O Exército Sírio Livre, apoiado pela Turquia, que faz parte da coligação rebelde que tomou o controlo da maior parte da cidade de Alepo, afirmou no domingo ter tomado o controlo das cidades de Tal Rifaat, Ain Daqna e Sheikh Issa, na parte norte da província de Alepo.
Estes territórios eram anteriormente detidos pelas Forças Democráticas Sírias.
As FDS são maioritariamente compostas por combatentes curdos de um grupo conhecido como Unidades de Proteção Popular (YPG), que é considerado uma organização terrorista pela vizinha Turquia.
Qual a reação internacional?
Vários líderes internacionais já reagiram a esta reviravolta na Síria. Donald Trump disse:“Al-Assad foi-se embora. Ele fugiu do seu país. O seu protetor, a Rússia, liderada por [o Presidente] Vladimir Putin, já não o queria proteger”.
Segundo Trump, a Rússia “perdeu todo o interesse na Síria por causa da Ucrânia, onde cerca de 600.000 soldados russos estão feridos ou mortos, numa guerra que nunca deveria ter começado e que pode durar para sempre”.
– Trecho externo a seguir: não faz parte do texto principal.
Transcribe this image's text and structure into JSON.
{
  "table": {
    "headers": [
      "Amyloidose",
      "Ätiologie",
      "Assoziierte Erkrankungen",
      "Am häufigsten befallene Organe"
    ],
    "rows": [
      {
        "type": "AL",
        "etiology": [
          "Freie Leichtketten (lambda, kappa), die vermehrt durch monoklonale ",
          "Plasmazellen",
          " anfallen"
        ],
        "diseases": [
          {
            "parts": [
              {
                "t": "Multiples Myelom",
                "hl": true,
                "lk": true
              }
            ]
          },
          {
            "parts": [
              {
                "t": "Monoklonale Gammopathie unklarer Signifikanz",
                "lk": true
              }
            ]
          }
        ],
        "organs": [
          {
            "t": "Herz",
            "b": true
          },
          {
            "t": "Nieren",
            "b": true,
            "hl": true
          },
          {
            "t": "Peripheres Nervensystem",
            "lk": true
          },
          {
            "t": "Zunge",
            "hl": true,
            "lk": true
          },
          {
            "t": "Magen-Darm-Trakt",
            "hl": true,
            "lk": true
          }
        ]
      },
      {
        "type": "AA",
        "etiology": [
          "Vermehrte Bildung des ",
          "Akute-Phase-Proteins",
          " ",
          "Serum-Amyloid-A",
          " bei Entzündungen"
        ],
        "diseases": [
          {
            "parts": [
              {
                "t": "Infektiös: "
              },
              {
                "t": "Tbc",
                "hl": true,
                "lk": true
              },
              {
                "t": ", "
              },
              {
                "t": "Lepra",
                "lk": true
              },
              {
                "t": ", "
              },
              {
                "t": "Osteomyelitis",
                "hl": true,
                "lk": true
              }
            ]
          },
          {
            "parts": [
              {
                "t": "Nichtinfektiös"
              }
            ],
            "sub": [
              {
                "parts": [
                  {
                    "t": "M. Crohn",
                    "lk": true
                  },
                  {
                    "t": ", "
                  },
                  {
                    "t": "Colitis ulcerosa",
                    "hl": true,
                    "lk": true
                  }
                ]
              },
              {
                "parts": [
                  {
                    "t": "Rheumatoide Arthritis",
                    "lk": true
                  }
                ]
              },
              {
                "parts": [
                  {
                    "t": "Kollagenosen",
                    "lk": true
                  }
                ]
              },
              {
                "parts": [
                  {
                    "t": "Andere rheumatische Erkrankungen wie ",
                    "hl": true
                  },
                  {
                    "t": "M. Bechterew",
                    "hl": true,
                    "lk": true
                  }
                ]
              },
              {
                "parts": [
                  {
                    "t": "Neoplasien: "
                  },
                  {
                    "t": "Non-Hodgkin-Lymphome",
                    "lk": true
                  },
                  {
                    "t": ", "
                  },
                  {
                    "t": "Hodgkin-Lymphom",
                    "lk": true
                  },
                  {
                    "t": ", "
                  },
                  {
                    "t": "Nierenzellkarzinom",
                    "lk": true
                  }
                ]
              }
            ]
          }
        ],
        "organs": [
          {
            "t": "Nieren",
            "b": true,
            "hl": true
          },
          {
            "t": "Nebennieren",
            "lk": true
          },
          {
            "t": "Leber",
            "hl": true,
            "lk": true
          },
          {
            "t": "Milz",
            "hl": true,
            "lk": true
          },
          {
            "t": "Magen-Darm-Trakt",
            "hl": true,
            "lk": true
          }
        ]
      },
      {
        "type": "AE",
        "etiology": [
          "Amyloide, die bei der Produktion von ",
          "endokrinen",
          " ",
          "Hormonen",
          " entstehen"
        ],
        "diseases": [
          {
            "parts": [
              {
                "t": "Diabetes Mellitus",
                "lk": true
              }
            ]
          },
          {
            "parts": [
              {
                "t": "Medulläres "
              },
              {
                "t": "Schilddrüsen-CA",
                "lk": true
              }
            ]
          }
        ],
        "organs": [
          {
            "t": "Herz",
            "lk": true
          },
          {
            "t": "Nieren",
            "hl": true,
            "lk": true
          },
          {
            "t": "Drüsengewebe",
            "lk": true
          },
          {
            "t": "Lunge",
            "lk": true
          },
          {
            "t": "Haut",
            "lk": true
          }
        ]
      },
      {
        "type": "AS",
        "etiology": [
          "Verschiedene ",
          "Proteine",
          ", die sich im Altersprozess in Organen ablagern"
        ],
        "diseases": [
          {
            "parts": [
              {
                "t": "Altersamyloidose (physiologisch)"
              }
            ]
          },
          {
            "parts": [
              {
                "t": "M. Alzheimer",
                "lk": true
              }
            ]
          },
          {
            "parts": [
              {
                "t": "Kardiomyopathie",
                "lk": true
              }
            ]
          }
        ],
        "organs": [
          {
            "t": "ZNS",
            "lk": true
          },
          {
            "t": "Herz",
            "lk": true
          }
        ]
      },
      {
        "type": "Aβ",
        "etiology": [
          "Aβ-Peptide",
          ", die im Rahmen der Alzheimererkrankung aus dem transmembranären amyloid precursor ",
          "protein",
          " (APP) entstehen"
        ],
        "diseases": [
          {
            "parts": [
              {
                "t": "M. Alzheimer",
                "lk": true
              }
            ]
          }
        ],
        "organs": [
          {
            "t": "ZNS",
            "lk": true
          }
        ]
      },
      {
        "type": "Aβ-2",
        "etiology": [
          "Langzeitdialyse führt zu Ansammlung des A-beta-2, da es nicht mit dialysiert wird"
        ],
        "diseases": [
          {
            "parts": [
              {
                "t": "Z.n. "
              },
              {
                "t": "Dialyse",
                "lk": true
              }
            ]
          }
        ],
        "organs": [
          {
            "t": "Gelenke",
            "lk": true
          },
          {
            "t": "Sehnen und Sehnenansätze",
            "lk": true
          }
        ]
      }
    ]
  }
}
“A Rússia e o Irão estão atualmente enfraquecidos, um por causa da Ucrânia e de uma má economia, o outro por causa de Israel e dos seus sucessos em combate”, acrescentou Trump.
Sublinhou que este é um momento de "oportunidade histórica para o povo em sofrimento da Síria construir um futuro melhor", mas que também é "um momento de risco e incerteza".
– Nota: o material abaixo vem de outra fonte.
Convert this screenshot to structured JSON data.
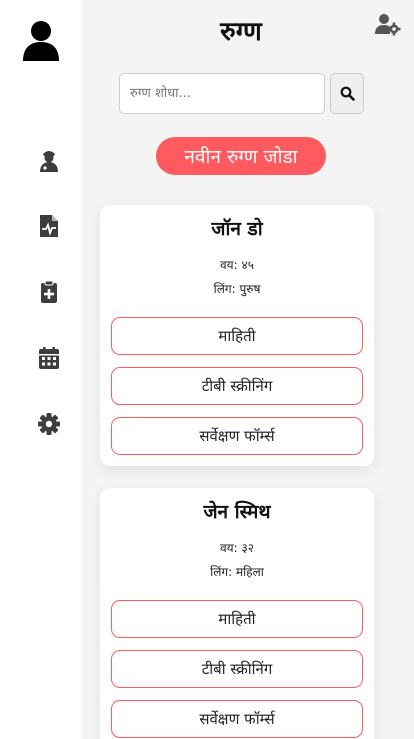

Prometeu também apoiar os vizinhos da Síria, incluindo "a Jordânia, Líbano, Iraque e Israel", durante a transição de poder na Síria. "Falarei com os líderes da região nos próximos dias".
Mais tarde soube-se que aviões dos Estados Unidos atacaram mais de 75 alvos do Estado Islâmico (EI) na Síria este domingo, atingindo líderes do grupo, operações e campos, informou o exército americano.
Por parte de Israel soube-se ao longo da tarde que supostos ataques aéreos israelitas atingiram o distrito de Mazzeh, em Damasco. Sabe-se ainda que as forças armadas de Israel criaram uma “zona-tampão” na fronteira com a Síria e pediram aos habitantes que fiquem em casa.
O primeiro-ministro israelita, Benjamin Netanyahu, saudou hoje a queda do Presidente sírio e afirmou que este acontecimento marca “um dia histórico”, representando o fim de “um nódulo central do eixo do mal”.
“Este é um dia histórico na história do Médio Oriente” e “uma consequência direta dos golpes que desferimos no Irão e no Hezbollah, os principais apoiantes do regime de al-Assad”, disse Netanyahu.
Onde está Bashar al-Assad?
Citando uma fonte no Kremlin, a agência estatal russa TASS informou que Assad e os seus familiares receberam asilo na capital russa, Moscovo.
Houve muita especulação sobre o paradeiro de Assad após relatos de que fugiu de Damasco antes que os rebeldes chegassem esta manhã.
A Rússia, um dos aliados mais próximos de Assad, confirmou hoje mais cedo que este havia deixado a Síria, mas não disse onde estava, nem se Moscovo lhe deu refúgio.
Quantas pessoas já morreram?
Pelo menos 910 pessoas, incluindo 138 civis, morreram na Síria desde que os rebeldes iniciaram uma ofensiva relâmpago a 27 de novembro, que resultou na tomada de Damasco e na fuga do presidente Bashar al-Assad, informou a ONG Observatório Sírio para os Direitos Humanos.
A ONG registou as mortes de 380 integrantes das tropas sírias e aliados do governo deposto e de 392 combatentes rebeldes.